El emeğiyle atık kumaş ve tel kullanarak yaptıkları bebeklerin yüz, el ve ayak hatlarını dikenli bir bitki türü olan geven (keven) sütünden elde edilen "kitre" ile şekillendiren kursiyerler, hem araştırdıkları kültürel öğelerin somut kompozisyonunu üretiyor hem de sanatın gelecek nesillere aktarılmasına öncülük ediyor.
178 yaşındaki eski konaktaki müzenin kurucusu Sibel Radiye Gül'ün tecrübelerinden istifade eden kursiyerler, edindikleri bilgilerle kitre bebek sanatını sürdürmeyi hedefliyor.

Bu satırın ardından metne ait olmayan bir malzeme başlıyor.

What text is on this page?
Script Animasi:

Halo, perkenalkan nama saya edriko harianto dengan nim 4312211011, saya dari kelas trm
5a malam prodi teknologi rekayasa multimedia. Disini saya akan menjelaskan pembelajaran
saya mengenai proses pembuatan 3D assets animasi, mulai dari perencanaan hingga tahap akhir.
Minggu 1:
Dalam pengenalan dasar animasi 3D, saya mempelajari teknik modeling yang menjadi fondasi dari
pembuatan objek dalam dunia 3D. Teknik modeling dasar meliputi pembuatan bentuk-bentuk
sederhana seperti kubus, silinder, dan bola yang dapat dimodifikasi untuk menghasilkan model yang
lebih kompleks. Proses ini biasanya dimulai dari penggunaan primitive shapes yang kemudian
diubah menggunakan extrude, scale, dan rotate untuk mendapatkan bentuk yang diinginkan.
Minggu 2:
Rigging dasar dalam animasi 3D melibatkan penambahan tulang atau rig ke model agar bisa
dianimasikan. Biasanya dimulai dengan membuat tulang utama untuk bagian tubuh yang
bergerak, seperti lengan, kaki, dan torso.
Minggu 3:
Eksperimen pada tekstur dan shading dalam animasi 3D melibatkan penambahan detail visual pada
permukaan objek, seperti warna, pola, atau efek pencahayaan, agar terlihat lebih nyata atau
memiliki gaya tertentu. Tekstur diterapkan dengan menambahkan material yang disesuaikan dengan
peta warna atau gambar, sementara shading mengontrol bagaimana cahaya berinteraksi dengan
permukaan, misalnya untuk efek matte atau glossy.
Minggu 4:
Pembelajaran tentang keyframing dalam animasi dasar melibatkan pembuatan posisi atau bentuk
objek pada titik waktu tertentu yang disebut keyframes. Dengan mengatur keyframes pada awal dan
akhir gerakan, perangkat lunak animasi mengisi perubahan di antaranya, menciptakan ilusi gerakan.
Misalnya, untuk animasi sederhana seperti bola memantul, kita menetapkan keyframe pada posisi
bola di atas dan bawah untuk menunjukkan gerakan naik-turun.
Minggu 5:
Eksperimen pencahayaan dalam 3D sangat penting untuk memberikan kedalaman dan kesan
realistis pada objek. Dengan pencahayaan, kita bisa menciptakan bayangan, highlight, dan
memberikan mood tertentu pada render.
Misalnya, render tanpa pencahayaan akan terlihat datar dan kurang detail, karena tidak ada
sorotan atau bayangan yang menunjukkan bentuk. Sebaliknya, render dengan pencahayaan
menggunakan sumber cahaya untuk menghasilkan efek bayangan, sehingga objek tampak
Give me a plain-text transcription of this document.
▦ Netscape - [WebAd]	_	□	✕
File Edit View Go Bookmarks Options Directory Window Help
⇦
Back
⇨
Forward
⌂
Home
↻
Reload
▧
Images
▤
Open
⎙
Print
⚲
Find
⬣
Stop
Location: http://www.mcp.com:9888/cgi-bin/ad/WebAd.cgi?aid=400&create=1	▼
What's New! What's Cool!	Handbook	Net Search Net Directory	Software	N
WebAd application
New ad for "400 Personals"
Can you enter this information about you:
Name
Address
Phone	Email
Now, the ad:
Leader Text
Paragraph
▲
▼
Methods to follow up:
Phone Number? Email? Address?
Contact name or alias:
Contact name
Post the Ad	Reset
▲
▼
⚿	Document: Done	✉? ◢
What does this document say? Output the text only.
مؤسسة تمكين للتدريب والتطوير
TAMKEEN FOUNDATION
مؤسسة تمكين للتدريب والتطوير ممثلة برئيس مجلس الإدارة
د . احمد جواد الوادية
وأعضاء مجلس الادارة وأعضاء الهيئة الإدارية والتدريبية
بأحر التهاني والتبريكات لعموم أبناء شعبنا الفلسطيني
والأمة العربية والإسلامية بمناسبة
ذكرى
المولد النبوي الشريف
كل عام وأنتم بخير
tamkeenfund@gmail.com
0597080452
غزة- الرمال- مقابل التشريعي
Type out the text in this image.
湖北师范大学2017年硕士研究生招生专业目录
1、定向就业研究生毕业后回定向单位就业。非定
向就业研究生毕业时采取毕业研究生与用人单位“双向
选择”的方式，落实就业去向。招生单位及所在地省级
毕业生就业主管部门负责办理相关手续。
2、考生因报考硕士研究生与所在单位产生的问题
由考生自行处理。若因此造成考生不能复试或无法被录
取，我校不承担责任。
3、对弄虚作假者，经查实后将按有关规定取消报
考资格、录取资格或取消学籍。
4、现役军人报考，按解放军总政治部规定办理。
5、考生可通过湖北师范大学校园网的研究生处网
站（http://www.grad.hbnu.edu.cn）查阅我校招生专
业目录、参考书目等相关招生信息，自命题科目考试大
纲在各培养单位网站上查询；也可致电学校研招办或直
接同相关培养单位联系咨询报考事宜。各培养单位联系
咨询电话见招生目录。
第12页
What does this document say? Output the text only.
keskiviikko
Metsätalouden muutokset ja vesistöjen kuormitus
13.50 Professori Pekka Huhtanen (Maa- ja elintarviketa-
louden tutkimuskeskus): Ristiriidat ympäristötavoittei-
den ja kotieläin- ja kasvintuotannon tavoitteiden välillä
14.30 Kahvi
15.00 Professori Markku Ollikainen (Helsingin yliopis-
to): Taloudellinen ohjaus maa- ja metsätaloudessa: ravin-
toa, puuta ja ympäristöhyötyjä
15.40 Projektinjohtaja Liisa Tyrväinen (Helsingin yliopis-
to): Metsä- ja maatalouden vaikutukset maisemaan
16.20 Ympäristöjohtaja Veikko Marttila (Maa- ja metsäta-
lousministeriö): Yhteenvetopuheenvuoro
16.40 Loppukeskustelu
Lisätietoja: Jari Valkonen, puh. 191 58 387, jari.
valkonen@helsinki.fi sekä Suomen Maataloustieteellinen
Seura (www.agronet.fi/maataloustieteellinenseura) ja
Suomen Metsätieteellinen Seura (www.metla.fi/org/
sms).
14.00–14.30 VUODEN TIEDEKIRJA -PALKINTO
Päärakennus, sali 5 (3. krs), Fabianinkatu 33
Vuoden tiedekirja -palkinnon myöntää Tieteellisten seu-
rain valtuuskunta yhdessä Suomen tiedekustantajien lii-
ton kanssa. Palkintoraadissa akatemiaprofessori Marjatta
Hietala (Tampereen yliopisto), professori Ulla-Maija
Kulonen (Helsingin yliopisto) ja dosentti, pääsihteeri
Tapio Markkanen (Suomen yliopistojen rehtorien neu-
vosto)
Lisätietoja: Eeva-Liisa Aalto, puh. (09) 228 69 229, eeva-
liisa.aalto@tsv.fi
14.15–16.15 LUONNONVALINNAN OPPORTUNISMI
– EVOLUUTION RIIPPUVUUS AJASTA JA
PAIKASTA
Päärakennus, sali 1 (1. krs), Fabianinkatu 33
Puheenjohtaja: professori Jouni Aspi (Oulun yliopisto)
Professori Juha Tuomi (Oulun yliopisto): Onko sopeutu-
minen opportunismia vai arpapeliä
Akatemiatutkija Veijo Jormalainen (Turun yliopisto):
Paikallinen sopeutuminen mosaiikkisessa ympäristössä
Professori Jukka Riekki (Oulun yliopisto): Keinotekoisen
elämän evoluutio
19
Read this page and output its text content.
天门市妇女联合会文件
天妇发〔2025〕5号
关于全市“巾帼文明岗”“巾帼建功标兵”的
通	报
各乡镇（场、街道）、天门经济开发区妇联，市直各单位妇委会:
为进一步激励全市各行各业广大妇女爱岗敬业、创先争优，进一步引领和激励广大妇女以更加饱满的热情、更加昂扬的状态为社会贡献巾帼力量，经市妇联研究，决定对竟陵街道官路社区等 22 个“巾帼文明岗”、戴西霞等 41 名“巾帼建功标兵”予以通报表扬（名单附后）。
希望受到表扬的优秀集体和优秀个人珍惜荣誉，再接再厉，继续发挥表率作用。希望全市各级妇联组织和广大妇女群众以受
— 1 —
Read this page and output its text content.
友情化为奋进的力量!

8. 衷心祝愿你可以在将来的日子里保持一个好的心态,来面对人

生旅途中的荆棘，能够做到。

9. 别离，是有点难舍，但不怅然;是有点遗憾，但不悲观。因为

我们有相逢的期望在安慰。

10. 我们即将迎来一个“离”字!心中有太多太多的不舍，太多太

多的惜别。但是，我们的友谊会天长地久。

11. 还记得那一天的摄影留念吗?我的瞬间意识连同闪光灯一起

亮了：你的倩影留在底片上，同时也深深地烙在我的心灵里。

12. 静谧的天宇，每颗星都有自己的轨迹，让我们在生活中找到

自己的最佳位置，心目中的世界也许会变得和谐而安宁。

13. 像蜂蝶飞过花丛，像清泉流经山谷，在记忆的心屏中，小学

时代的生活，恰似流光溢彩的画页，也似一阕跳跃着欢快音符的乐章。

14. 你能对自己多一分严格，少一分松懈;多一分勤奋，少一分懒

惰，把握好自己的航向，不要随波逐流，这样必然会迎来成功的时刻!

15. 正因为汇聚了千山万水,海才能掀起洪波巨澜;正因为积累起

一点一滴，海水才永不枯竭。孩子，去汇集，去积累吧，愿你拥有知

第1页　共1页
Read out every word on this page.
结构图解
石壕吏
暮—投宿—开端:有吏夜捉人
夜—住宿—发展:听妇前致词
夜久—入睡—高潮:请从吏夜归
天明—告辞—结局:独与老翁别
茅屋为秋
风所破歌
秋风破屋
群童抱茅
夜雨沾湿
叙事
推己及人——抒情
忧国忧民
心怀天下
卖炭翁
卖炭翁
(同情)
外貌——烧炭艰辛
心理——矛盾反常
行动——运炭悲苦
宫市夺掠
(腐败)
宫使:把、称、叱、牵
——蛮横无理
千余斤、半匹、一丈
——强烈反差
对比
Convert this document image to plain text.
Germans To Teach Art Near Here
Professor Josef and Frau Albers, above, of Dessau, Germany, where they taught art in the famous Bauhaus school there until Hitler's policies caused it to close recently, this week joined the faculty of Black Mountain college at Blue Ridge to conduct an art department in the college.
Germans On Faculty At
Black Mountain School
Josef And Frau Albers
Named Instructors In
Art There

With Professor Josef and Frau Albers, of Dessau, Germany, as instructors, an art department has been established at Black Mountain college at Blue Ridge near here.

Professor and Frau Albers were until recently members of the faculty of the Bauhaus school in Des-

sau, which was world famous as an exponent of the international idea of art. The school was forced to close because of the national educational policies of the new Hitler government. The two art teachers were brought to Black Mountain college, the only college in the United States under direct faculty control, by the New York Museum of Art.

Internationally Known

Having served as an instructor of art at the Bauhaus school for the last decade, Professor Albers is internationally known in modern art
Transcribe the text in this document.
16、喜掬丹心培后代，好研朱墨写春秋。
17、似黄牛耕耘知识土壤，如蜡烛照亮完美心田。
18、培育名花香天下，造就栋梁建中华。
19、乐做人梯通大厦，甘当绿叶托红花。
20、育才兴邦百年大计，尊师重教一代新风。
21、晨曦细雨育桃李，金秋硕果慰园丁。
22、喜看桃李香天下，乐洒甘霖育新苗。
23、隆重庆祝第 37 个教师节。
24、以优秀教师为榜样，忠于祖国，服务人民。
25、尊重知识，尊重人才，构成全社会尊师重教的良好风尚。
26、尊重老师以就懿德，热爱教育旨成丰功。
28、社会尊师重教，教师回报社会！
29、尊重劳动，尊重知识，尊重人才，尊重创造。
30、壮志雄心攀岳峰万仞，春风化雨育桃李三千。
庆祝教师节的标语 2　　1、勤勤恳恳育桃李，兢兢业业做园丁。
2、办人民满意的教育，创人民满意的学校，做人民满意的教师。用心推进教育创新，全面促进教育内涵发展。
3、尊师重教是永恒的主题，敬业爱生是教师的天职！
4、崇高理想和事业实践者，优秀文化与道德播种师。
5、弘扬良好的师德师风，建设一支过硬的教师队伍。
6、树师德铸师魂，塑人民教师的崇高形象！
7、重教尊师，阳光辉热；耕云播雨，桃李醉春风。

Haftanın farklı günlerinde kent merkezi ile çevre ilçe ve beldelerden katılan kursiyerle süren eğitim, yıl boyunca devam ediyor.
Müzenin kurucusu Gül, 2005'te açtıkları müzede kitre bebeklerle savaşları, gelenekleri ve kültürel yaşam koşullarını anlatmaya çalıştıklarını söyledi.
Kitrenin pamuklu kumaşlara uygulanması halinde uzun yıllar bozulmadan özelliklerini koruyabildiğini anlatan Gül, bu sanatı başkalarına öğretiyor olmanın kendisini mutlu ettiğini dile getirdi.
El sanatına ilgi duyan herkesi müze ve atölyede ağırlamak istediklerini kaydeden Gül, şöyle konuştu:
"Kitre bebek, bugün toplumun çok bilmediği eski bir sanat. Anadolu'nun birçok yerinde bulunan keven bitkisi, geçmişte yağlı olduğu için yakıt ve aydınlatmada kullanılmış. Kitre, kevenin öz sütüyle yapılıyor. Kitre bebeklerle 1980 öncesinde tanışmıştım. Hikaye ve masalları annem bize bebeklerle anlatırdı, benim için farklı bir değeri var. Çocuklar üzerindeki etkilerini bildiğim bebeklerin yüz ifadelerini verebilmek için kitreyle uygulamaya başlamıştım. Çok değerli öğrencilerimiz bulunuyor ve her birinin mesleği var ama bu sanatın farkındalar. İşten çıktıktan sonra ve hafta sonları geliyorlar. Onlara aktarıyorum, onlar da gelecek nesillere aktarmak için çabalıyorlar. Bu beni son derece mutlu ediyor."
Gül, öğrencilerinin ortaya çıkardığı eserlerden oluşan sergiyi gelecek haftalarda açmayı planladıklarını da dile getirdi.
KİTRE BEBEKLERİN ÜRETİMİNDE ATIK MALZEMELER DEĞERLENDİRİLİYOR
Güzellik uzmanı olarak çalışan kursiyer Seda Korkmaz, mesaiden arta kalan vakitlerini kursta değerlendirdiğini belirtti.
Daha önce müzeye gezme amaçlı geldiğini aktaran Korkmaz, "Bebeklerin yüzleri dikkatimi çekince ben de öğrenmek istedim. Böyle şeylerin unutulmaması lazım. Yaptığım bebeklerle sergilere katılmak isterim. İsraf olan bir şey yok, atık malzemelerle içini doldurup sonra dikip kıyafetlerini hazırlıyoruz." ifadelerini kullandı.
Muhasebeci Rüveyda Arıkan da bir yıldır atölye çalışmalarına katılarak sanatı öğrenmek için çaba harcadığını anlattı.
Burada atık malzemeleri değerlendirerek bebekleri yaptıklarını dile getiren Arıkan, "İşten çıkınca geliyorum. Zamanı iyi değerlendireceğim bir aktivite oluyor. Yöremizi yansıtan bebekler yapmaya çalışıyoruz. İleride farklı bir müze oluşturabilirim diye düşünüyorum." dedi.
Sosyal bilgiler öğretmeni Betül Arıkan da geçen yıl düzenlenen "Kültür Yolu Festivali"nde atölyeyi ziyaretinde sanatla tanışıp kursa katıldığını belirterek, "Daha önce hiç bilgim yoktu. Keven bitkisini biliyorduk ama kitreyi tanımıyorduk. Küçükken annem de bize bebekler yapıyordu ama burada yüz ifadesi kattığımız için insanın minyatür hali gibi tasarlanmış oluyor. Kitrenin ne amaçla kullanıldığını burada öğrendim." diye konuştu.